Dans la nuit de mercredi à jeudi de la semaine dernière, Bibi Ngota, un journaliste en détention préventive est mort à la prison centrale de Kondengui à Yaoundé. Il y a été placé par la Justice camerounaise « aux ordres » suite au différend qu’il a eu avec le secrétaire général de la présidence de la République, Laurent Esso. C’était suite à une enquête engagée ce dernier et relative à un document qui mettait en cause l’actuel ministre d’Etat secrétaire général de la présidence de la République.

Ses compères de fortune, Robert Mintya, Serges Sabouang et Hervé Nko’o (Ce dernier est actuellement en fuite) font l’objet d’une incarcération suite à la même affaire. Selon certaines informations liées à ce décès, il serait question d’un problème lié à un manque de soins. On parlerait alors d’une certaine négligence et d’abandon de personne en danger. Ce cas de décès dans nos prisons vient s’ajouter à d’autres qui se sont produits dans les mêmes lieux d’incarcération, sans que le gouvernement ne daigne s’expliquer, encore moins demander des excuses publiques. Au contraire. Certains de ses ministres, à l’instar de celui de la communication, Issa Tchiroma Bakary, pour qui la vie humaine semble ne pas signifier grand-chose, se livrent à des justifications qui frisent le ridicule. Des concitoyens meurent sans que cela émeuve ceux qui sont censés assurer leur protection et leur bien-être. C’est tout simplement pathétique. Hier, c’étaient Angoula Dieudonné, Boto’o à Ngon, et tous les autres. Aujourd’hui encore, beaucoup d’autres sont menacés dans les prisons et sont privés de soins. Tout simplement parfois parce que les autorités pénitentiaires ne jugent pas de l’opportunité de s’occuper de leurs conditions, ou alors parce que les structures et les infrastructures adéquates ne sont pas disponibles.
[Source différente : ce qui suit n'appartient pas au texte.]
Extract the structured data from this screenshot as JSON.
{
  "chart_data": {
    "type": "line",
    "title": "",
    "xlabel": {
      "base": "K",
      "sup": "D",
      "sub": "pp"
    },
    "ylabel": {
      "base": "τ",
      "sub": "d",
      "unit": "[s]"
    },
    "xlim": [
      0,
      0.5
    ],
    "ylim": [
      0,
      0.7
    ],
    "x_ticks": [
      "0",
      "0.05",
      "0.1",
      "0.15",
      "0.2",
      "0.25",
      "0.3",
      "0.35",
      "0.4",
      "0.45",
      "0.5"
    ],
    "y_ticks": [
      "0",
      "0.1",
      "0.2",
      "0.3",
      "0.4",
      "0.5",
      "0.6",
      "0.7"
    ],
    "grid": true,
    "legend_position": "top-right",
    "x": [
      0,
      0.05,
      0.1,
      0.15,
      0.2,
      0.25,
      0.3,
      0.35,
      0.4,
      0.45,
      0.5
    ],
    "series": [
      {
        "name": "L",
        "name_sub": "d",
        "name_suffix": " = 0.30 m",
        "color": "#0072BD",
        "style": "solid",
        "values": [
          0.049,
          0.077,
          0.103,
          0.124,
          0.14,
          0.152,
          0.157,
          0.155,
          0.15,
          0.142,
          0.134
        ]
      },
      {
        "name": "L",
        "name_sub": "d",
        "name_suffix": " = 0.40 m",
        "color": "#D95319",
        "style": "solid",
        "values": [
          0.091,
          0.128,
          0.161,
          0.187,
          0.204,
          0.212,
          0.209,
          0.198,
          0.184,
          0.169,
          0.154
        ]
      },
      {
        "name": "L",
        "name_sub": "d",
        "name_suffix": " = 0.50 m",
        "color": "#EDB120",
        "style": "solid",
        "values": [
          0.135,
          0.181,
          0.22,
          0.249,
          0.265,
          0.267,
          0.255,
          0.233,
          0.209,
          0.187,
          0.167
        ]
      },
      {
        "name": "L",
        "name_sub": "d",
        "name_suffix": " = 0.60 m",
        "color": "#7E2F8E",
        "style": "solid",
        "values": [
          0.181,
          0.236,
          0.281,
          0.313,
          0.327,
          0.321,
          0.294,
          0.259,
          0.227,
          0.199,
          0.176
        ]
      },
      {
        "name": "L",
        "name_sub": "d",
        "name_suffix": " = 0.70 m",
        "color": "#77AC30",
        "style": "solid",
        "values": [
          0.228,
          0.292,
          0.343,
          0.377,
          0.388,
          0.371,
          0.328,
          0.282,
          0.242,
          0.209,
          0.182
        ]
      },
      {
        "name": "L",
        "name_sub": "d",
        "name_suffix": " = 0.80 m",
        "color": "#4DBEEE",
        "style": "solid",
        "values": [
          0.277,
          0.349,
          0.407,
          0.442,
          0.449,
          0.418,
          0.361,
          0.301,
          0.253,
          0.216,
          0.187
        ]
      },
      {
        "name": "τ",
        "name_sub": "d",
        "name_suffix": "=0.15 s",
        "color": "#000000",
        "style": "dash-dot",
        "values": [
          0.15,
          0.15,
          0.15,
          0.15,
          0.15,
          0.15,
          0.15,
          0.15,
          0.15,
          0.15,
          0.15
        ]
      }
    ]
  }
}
Et ceci constitue une grave atteinte aux droits de l’Homme.

Et pourtant, les normes internationales relatives aux droits de l’Homme à l’usage des agents pénitentiaires des Nations-Unies, ratifiées par le Cameroun, prévoient que « toute personne privée de liberté est traitée en tout temps avec humanité et avec le respect de la dignité inhérente à la personne humaine. Nul ne sera soumis à la torture, ni à des peines ou traitements cruels, inhumains ou dégradants. Il n’y a aucune dérogation ». Et le même document de poursuivre en disant que « l’ordre d’un supérieur ou d’une autorité publique ne peut être invoqué pour justifier la torture ». Le texte donne plusieurs directives par rapport à la santé du prévenu ou du détenu. « Tout détenu doit se voir offrir un examen médical approprié dans un délai bref que possible après son admission ». Dans ce chapitre, le texte des Nations-Unies stipule que « le droit de jouir du meilleur état de santé physique et mentale possible est un droit de l’homme. Le fait que détenu doit passer une visite médicale dans un délai aussi bref que possible après son entrée dans le lieu de détention ou d’emprisonnement est un principe fondamental. Tout traitement médical    nécessaire doit alors être gratuit. Les détenus devraient en règle générale avoir le droit de demander une deuxième opinion médicale. Les détenus devraient avoir librement accès aux services de santé existant dans le pays. Les décisions concernant la santé d’un détenu ne devraient être prises  que pour des raisons médicales par des personnes ayant des compétences médicales ». Dans ce registre, peut-on penser que les médecins et autres personnels de la santé affectés dans les hôpitaux ont démissionné des tâches à eux dévolues ?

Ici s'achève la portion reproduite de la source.